Эта коротенькая прогулка навевает еще столько разных воспоминаний, что когда я останавливаюсь, опираясь на палку, и, оглядываясь вокруг, начинаю сравнивать того, каким я был тогда, с тем, каким я стал сейчас, меня начинают обуревать сомнения, что это один и тот же человек. Но вот я наконец перед домом тетушки Маргарет с его неправильной формы фасадом и несимметрично расположенными переплетами окон, которые до такой степени непохожи одно на другое, что кажется, будто строившие их мастера нарочно старались придать каждому свою особую форму, свой размер и отделать на особый лад украшающий его подоконник. Флигель этот, некогда составлявший часть старинного поместья, все еще продолжает быть достоянием нашего рода, ибо по давнему семейному договору он был пожизненно закреплен за тетушкой Маргарет. На этой весьма ненадежной нити и держится пребывание здесь последней представительницы рода Босуэлов и последняя едва ощутимая связь этого рода с фамильными землями.
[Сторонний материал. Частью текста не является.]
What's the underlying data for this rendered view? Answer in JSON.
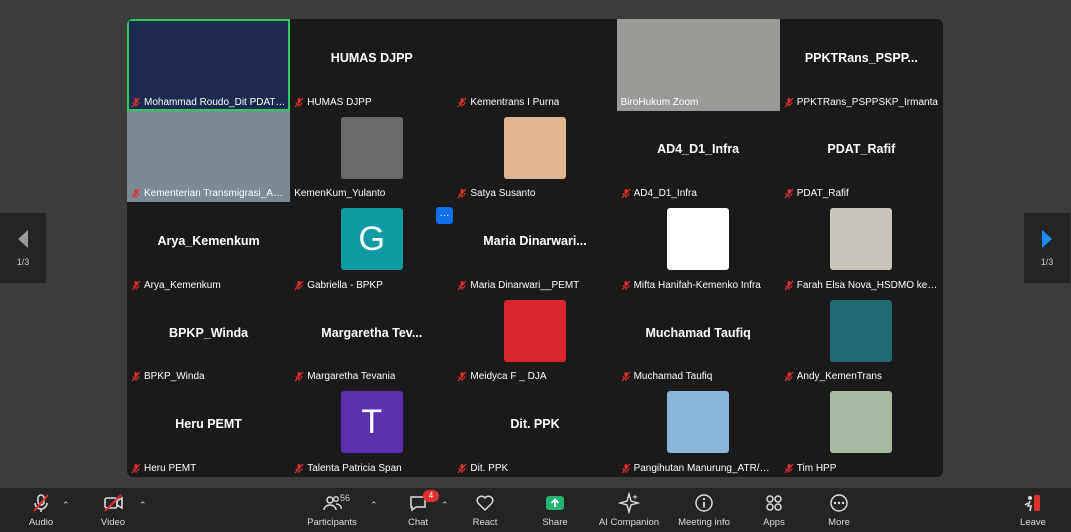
{
  "tiles": [
    {
      "name": "Mohammad Roudo_Dit PDAT Ba...",
      "big": "",
      "kind": "video",
      "bg": "#1d2a4f",
      "active": true
    },
    {
      "name": "HUMAS DJPP",
      "big": "HUMAS DJPP",
      "kind": "name"
    },
    {
      "name": "Kementrans I Purna",
      "big": "",
      "kind": "blank"
    },
    {
      "name": "BiroHukum Zoom",
      "big": "",
      "kind": "video",
      "bg": "#9a9a96",
      "muted": false
    },
    {
      "name": "PPKTRans_PSPPSKP_Irmanta",
      "big": "PPKTRans_PSPP...",
      "kind": "name"
    },
    {
      "name": "Kementerian Transmigrasi_Ab...",
      "big": "",
      "kind": "video",
      "bg": "#7b8a95"
    },
    {
      "name": "KemenKum_Yulanto",
      "big": "",
      "kind": "photo",
      "bg": "#6a6a6a",
      "muted": false
    },
    {
      "name": "Satya Susanto",
      "big": "",
      "kind": "photo",
      "bg": "#e0b590"
    },
    {
      "name": "AD4_D1_Infra",
      "big": "AD4_D1_Infra",
      "kind": "name"
    },
    {
      "name": "PDAT_Rafif",
      "big": "PDAT_Rafif",
      "kind": "name"
    },
    {
      "name": "Arya_Kemenkum",
      "big": "Arya_Kemenkum",
      "kind": "name"
    },
    {
      "name": "Gabriella - BPKP",
      "big": "",
      "kind": "letter",
      "letter": "G",
      "bg": "#0e9ba4"
    },
    {
      "name": "Maria Dinarwari__PEMT",
      "big": "Maria  Dinarwari...",
      "kind": "name"
    },
    {
      "name": "Mifta Hanifah-Kemenko Infra",
      "big": "",
      "kind": "photo",
      "bg": "#ffffff"
    },
    {
      "name": "Farah Elsa Nova_HSDMO kem...",
      "big": "",
      "kind": "photo",
      "bg": "#c9c4bc"
    },
    {
      "name": "BPKP_Winda",
      "big": "BPKP_Winda",
      "kind": "name"
    },
    {
      "name": "Margaretha Tevania",
      "big": "Margaretha  Tev...",
      "kind": "name"
    },
    {
      "name": "Meidyca F _ DJA",
      "big": "",
      "kind": "photo",
      "bg": "#d8262a"
    },
    {
      "name": "Muchamad Taufiq",
      "big": "Muchamad Taufiq",
      "kind": "name"
    },
    {
      "name": "Andy_KemenTrans",
      "big": "",
      "kind": "photo",
      "bg": "#1f6b73"
    },
    {
      "name": "Heru PEMT",
      "big": "Heru PEMT",
      "kind": "name"
    },
    {
      "name": "Talenta Patricia Span",
      "big": "",
      "kind": "letter",
      "letter": "T",
      "bg": "#5a30b0"
    },
    {
      "name": "Dit. PPK",
      "big": "Dit. PPK",
      "kind": "name"
    },
    {
      "name": "Pangihutan Manurung_ATR/BP...",
      "big": "",
      "kind": "photo",
      "bg": "#8ab4d8"
    },
    {
      "name": "Tim HPP",
      "big": "",
      "kind": "photo",
      "bg": "#a8b8a0"
    }
  ],
  "pager": {
    "left": "1/3",
    "right": "1/3"
  },
  "more_dots": "···",
  "toolbar": {
    "audio": "Audio",
    "video": "Video",
    "participants": "Participants",
    "participants_count": "56",
    "chat": "Chat",
    "chat_badge": "4",
    "react": "React",
    "share": "Share",
    "ai": "AI Companion",
    "meeting_info": "Meeting info",
    "apps": "Apps",
    "more": "More",
    "leave": "Leave"
  },
  "colors": {
    "muted": "#e02f2f",
    "active": "#2ecc5a",
    "share": "#22b573",
    "leave": "#e02f2f"
  }
}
Ибо после того, как тетушка уйдет от нас, единственным отпрыском рода останется больной старик, без содрогания приближающийся к могиле, которая поглотила все, что у него было дорогого на свете.

Предавшись на несколько минут этим мыслям, я вслед за тем вхожу в домик, который, как утверждают, был всего-навсего пристройкой к стоявшему на этом месте помещичьему дому, и нахожу там человеческое существо, которое сумело прожить свой век так, что время совсем почти его не коснулось. Ибо тетушка Маргарет сейчас должна была стать настолько же старше тетушки Маргарет моего детства, насколько пятидесятишестилетний мужчина старше десятилетнего мальчика той поры. А неизменное одеяние тетушки Маргарет, само собой разумеется, еще больше способствует утверждению взгляда, что время для нее застыло навеки.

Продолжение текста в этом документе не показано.